Malgré la garantie du gouvernement, Laurent Bezault s'est tout de même rendu sur les lieux la veille au soir. Jugée praticable, la piste avait néanmoins besoin de quelques petites finitions, effectuées dans la nuit avec une grande « lame . En prime, le tronçon a même eu droit à deux séances d'arrosage nocturnes pour tenter de limiter les méfaits de la poussière.
Mais ce n'est tout de même pas sur un tapis rouge qu'a eu lieu l'explication finale de l'étape 6. Tous l'attendaient ou presque. En tout cas, ces 40 km ont largement alimenté les conversations de bivouac. Une question revient à peu près à toutes les tables : « Est-ce que c'est plus dur que Paris-Roubaix ? ». Pour Bezault, ancien coureur de la grande époque de Toshiba,
« c'est moins dur. Il s'agit quand même d'une route carrossable
empruntée tous les jours en voiture par les gens d'ici ». Même son de cloche du côté de Jean Stablinski, champion du monde en 1962 et directeur sportif de l'équipe de la Porte du Hainaut.
Chez les coureurs, les avis sont plus partagés, particulièrement après la course. Karel Pattyn, qui tenait une bonne occasion de remporter l'étape et de repartir à la conquête du maillot jaune, ne doit pas être d'accord. Coupé dans son élan par quatre crevaisons en cinq kilomètres, il rejoint la ligne dépité et amer. La grosse trentaine de coureurs qui a du s'arrêter pour dépannage ne se rappelleront pas non plus de l'arrivée à Koudougou comme d'une partie de plaisir.

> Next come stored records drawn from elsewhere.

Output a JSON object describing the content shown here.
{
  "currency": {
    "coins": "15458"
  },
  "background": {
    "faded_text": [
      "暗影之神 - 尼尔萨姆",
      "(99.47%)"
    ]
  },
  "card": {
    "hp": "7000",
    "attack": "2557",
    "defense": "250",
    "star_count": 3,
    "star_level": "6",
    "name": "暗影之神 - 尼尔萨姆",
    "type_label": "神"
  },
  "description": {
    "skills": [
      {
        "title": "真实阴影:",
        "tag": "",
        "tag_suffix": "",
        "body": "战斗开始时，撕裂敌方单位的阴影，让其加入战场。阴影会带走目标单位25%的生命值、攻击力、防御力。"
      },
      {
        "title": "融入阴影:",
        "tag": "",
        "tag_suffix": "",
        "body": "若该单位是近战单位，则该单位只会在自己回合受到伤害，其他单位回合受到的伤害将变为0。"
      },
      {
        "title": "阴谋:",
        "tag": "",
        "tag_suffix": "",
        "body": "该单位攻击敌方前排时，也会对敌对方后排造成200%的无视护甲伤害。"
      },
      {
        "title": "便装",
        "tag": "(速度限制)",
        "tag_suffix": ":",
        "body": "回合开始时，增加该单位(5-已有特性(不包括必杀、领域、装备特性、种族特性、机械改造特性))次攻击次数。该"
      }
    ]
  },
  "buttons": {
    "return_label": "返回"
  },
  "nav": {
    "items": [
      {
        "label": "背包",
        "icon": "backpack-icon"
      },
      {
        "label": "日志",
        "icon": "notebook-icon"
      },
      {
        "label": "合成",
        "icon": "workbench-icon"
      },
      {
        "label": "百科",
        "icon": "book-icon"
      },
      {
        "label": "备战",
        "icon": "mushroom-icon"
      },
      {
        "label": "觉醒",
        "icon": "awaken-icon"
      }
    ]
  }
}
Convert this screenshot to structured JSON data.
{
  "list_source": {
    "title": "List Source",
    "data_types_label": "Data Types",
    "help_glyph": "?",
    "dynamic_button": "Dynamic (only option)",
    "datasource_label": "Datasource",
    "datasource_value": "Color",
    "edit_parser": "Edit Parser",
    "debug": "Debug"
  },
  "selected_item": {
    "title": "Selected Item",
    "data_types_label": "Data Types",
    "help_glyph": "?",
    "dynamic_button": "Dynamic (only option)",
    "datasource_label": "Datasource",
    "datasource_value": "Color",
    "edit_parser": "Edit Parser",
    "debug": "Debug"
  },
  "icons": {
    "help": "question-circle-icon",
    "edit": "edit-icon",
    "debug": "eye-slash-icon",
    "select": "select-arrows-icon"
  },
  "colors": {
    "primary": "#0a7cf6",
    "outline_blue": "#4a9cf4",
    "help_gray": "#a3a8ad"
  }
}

Même le vainqueur de l'étape, Joris Van Mechelen, qui a parcouru le dernier kilomètre avec une roue crevée, avoue avoir été surpris par la difficulté. Ce Belge, qui a participé à quelques courses flandriennes cousines de la reine des classiques, analyse la différence de technique :
« sur les pavés il y a toujours moyen de rouler sur les côtés et d'éviter les endroits difficiles. Ici il y a du sable est des cailloux partout. Je suis mort mais content ». Et c'est bien le sentiment général qu'exprimaient la majorité des coureurs à l'arrivée, comme ce Nordiste pur jus qu'est Yann Befcop :
« c'est horrible mais il faut le faire une fois dans sa vie ».